柏好文が広島の開幕連勝にも「これが完全形ではない。こんなものじゃない」
今季在籍5年目を迎える広島の柏。写真:早草紀子/(C)Noriko HAYAKUSA
試合終盤にはキャプテンマークをつけてプレー。中心選手としての自覚を一段と強める。
[J1 2節] 浦和 1-2 広島 /2018年3月4日/埼玉スタジアム
サンフレッチェ広島の柏好文は浦和レッズに逆転勝利を収め、リーグ開幕2連勝を飾ったことを素直に喜びつつも気を引き締めていた。
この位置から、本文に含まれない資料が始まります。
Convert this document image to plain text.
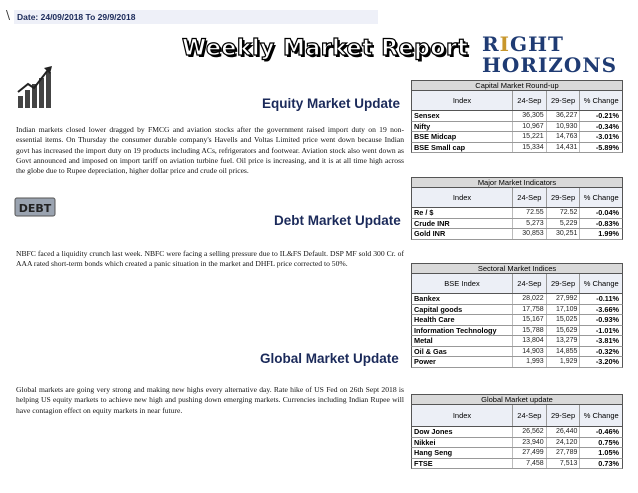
\ Date: 24/09/2018 To 29/9/2018
Weekly Market Report RIGHT
HORIZONS
Equity Market Update
Indian markets closed lower dragged by FMCG and aviation stocks after the government raised import duty on 19 non-essential items. On Thursday the consumer durable company's Havells and Voltas Limited price went down because Indian govt has increased the import duty on 19 products including ACs, refrigerators and footwear. Aviation stock also went down as Govt announced and imposed on import tariff on aviation turbine fuel. Oil price is increasing, and it is at all time high across the globe due to Rupee depreciation, higher dollar price and crude oil prices.
DEBT
Debt Market Update
NBFC faced a liquidity crunch last week. NBFC were facing a selling pressure due to IL&FS Default. DSP MF sold 300 Cr. of AAA rated short-term bonds which created a panic situation in the market and DHFL price corrected to 50%.
Global Market Update
Global markets are going very strong and making new highs every alternative day. Rate hike of US Fed on 26th Sept 2018 is helping US equity markets to achieve new high and pushing down emerging markets. Currencies including Indian Rupee will have contagion effect on equity markets in near future.
Capital Market Round-up
Index	24-Sep	29-Sep	% Change
Sensex	36,305	36,227	-0.21%
Nifty	10,967	10,930	-0.34%
BSE Midcap	15,221	14,763	-3.01%
BSE Small cap	15,334	14,431	-5.89%
Major Market Indicators
Index	24-Sep	29-Sep	% Change
Re / $	72.55	72.52	-0.04%
Crude INR	5,273	5,229	-0.83%
Gold INR	30,853	30,251	1.99%
Sectoral Market Indices
BSE Index	24-Sep	29-Sep	% Change
Bankex	28,022	27,992	-0.11%
Capital goods	17,758	17,109	-3.66%
Health Care	15,167	15,025	-0.93%
Information Technology	15,788	15,629	-1.01%
Metal	13,804	13,279	-3.81%
Oil & Gas	14,903	14,855	-0.32%
Power	1,993	1,929	-3.20%
Global Market update
Index	24-Sep	29-Sep	% Change
Dow Jones	26,562	26,440	-0.46%
Nikkei	23,940	24,120	0.75%
Hang Seng	27,499	27,789	1.05%
FTSE	7,458	7,513	0.73%
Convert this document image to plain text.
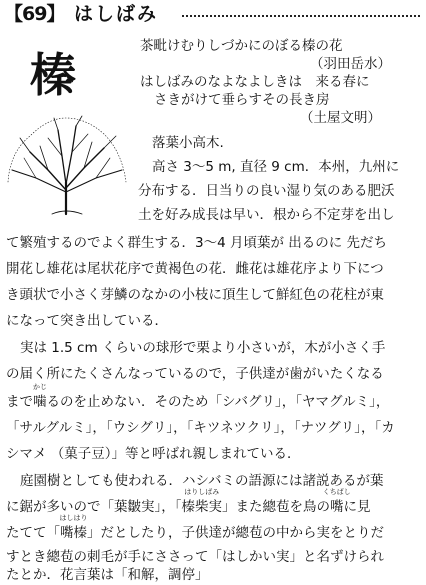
【69】 はしばみ
榛
茶毗けむりしづかにのぼる榛の花
（羽田岳水）
はしばみのなよなよしきは　来る春に
さきがけて垂らすその長き房
（土屋文明）
落葉小高木.
高さ 3～5 m, 直径 9 cm．本州，九州に
分布する．日当りの良い湿り気のある肥沃
土を好み成長は早い．根から不定芽を出し
て繁殖するのでよく群生する．3～4 月頃葉が 出るのに 先だち
開花し雄花は尾状花序で黄褐色の花．雌花は雄花序より下につ
き頭状で小さく芽鱗のなかの小枝に頂生して鮮紅色の花柱が東
になって突き出している．
実は 1.5 cm くらいの球形で栗より小さいが，木が小さく手
の届く所にたくさんなっているので，子供達が歯がいたくなる
まで噛るのを止めない．そのため「シバグリ」，「ヤマグルミ」，
かじ
「サルグルミ」，「ウシグリ」，「キツネツクリ」，「ナツグリ」，「カ
シマメ （菓子豆）」等と呼ばれ親しまれている．
庭園樹としても使われる．ハシバミの語源には諸説あるが葉
に鋸が多いので「葉皺実」，「
はりしばみ
榛柴実」また總苞を鳥の
くちばし
嘴に見
たてて「
はしはり
嘴榛」だとしたり，子供達が總苞の中から実をとりだ
すとき總苞の刺毛が手にささって「はしかい実」と名ずけられ
たとか．花言葉は「和解，調停」
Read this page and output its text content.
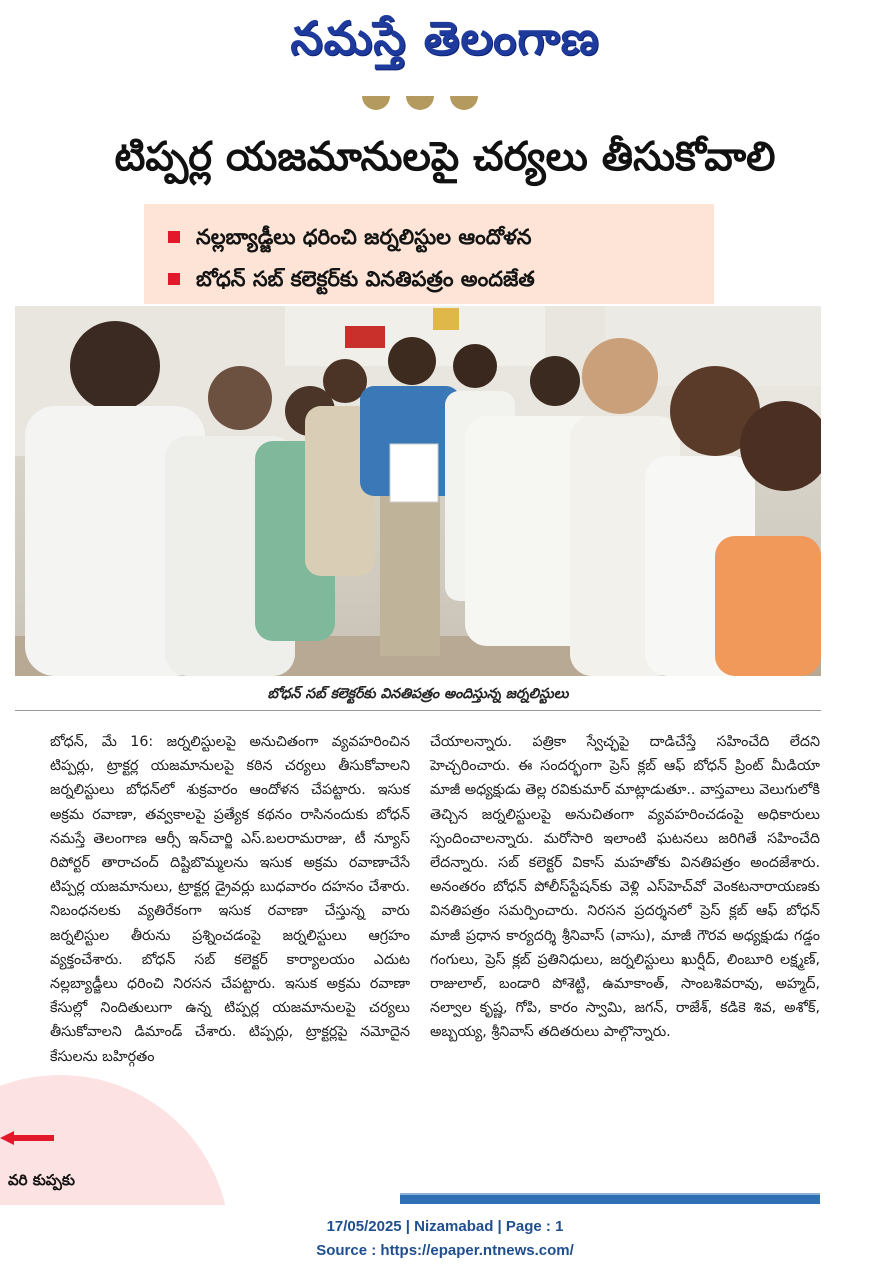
నమస్తే తెలంగాణ
టిప్పర్ల యజమానులపై చర్యలు తీసుకోవాలి
నల్లబ్యాడ్జీలు ధరించి జర్నలిస్టుల ఆందోళన
బోధన్ సబ్ కలెక్టర్‌కు వినతిపత్రం అందజేత
బోధన్ సబ్ కలెక్టర్‌కు వినతిపత్రం అందిస్తున్న జర్నలిస్టులు
బోధన్, మే 16: జర్నలిస్టులపై అనుచితంగా వ్యవహరించిన టిప్పర్లు, ట్రాక్టర్ల యజమానులపై కఠిన చర్యలు తీసుకోవాలని జర్నలిస్టులు బోధన్‌లో శుక్రవారం ఆందోళన చేపట్టారు. ఇసుక అక్రమ రవాణా, తవ్వకాలపై ప్రత్యేక కథనం రాసినందుకు బోధన్ నమస్తే తెలంగాణ ఆర్సీ ఇన్‌చార్జి ఎస్.బలరామరాజు, టీ న్యూస్ రిపోర్టర్ తారాచంద్ దిష్టిబొమ్మలను ఇసుక అక్రమ రవాణాచేసే టిప్పర్ల యజమానులు, ట్రాక్టర్ల డ్రైవర్లు బుధవారం దహనం చేశారు. నిబంధనలకు వ్యతిరేకంగా ఇసుక రవాణా చేస్తున్న వారు జర్నలిస్టుల తీరును ప్రశ్నించడంపై జర్నలిస్టులు ఆగ్రహం వ్యక్తంచేశారు. బోధన్ సబ్ కలెక్టర్ కార్యాలయం ఎదుట నల్లబ్యాడ్జీలు ధరించి నిరసన చేపట్టారు. ఇసుక అక్రమ రవాణా కేసుల్లో నిందితులుగా ఉన్న టిప్పర్ల యజమానులపై చర్యలు తీసుకోవాలని డిమాండ్ చేశారు. టిప్పర్లు, ట్రాక్టర్లపై నమోదైన కేసులను బహిర్గతం
చేయాలన్నారు. పత్రికా స్వేచ్ఛపై దాడిచేస్తే సహించేది లేదని హెచ్చరించారు. ఈ సందర్భంగా ప్రెస్ క్లబ్ ఆఫ్ బోధన్ ప్రింట్ మీడియా మాజీ అధ్యక్షుడు తెల్ల రవికుమార్ మాట్లాడుతూ.. వాస్తవాలు వెలుగులోకి తెచ్చిన జర్నలిస్టులపై అనుచితంగా వ్యవహరించడంపై అధికారులు స్పందించాలన్నారు. మరోసారి ఇలాంటి ఘటనలు జరిగితే సహించేది లేదన్నారు. సబ్ కలెక్టర్ వికాస్ మహతోకు వినతిపత్రం అందజేశారు. అనంతరం బోధన్ పోలీస్‌స్టేషన్‌కు వెళ్లి ఎస్‌హెచ్‌వో వెంకటనారాయణకు వినతిపత్రం సమర్పించారు. నిరసన ప్రదర్శనలో ప్రెస్ క్లబ్ ఆఫ్ బోధన్ మాజీ ప్రధాన కార్యదర్శి శ్రీనివాస్ (వాసు), మాజీ గౌరవ అధ్యక్షుడు గడ్డం గంగులు, ప్రెస్ క్లబ్ ప్రతినిధులు, జర్నలిస్టులు ఖుర్షీద్, లింబూరి లక్ష్మణ్, రాజులాల్, బండారి పోశెట్టి, ఉమాకాంత్, సాంబశివరావు, అహ్మద్, నల్వాల కృష్ణ, గోపి, కారం స్వామి, జగన్, రాజేశ్, కడికె శివ, అశోక్, అబ్బయ్య, శ్రీనివాస్ తదితరులు పాల్గొన్నారు.
వరి కుప్పకు
17/05/2025 | Nizamabad | Page : 1
Source : https://epaper.ntnews.com/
この試合ではサイドの攻防が重要なポイントだった。左ウイングバックで先発した柏は、状況に応じて右の川辺駿らとポジションチェンジしながら打開策を模索。アップダウンを繰り返し、宇賀神友弥や遠藤航の攻め上がりを抑えつつ、何度も浦和陣内のペナルティエリア内に”顔”を出すことで、逆転劇につなげる綻びをもたらした。
今季は副主将に就任。青山敏弘が後半途中に交代したあとは、キャプテンマークを腕に巻いた。今季5年目を迎えるアタッカーは、昨季以上にチームの中心選手としての強い自覚を持って戦っている。
「ハードワークが最後までできていた。昨年は開幕から躓いたので、ここまで2試合で勝点6を獲れたことはもちろんポジティブに捉えています。しかも、簡単に勝てるような相手ではありませんでした(1節・札幌戦1-0、2節・浦和戦2-1)」
柏はそう振り返る。とはいえ、前半は主導権を握られた(握らせた、とも言えた展開だったが)。耐えて、粘って、勝負どころで仕掛けて勝利を掴んだことは大きな収穫だ。それでも柏は決して満足などしていなかった。
「ただ、これが完全形ではない。広島はまだまだ、こんなものじゃない」
柏がヴァンフォーレ甲府時代に2年間プレーしている城福浩新監督の下、広島は確かな一歩を踏み出した。開幕連勝スタート―—しかし広島復活に向けた物語はここから本編に突入する。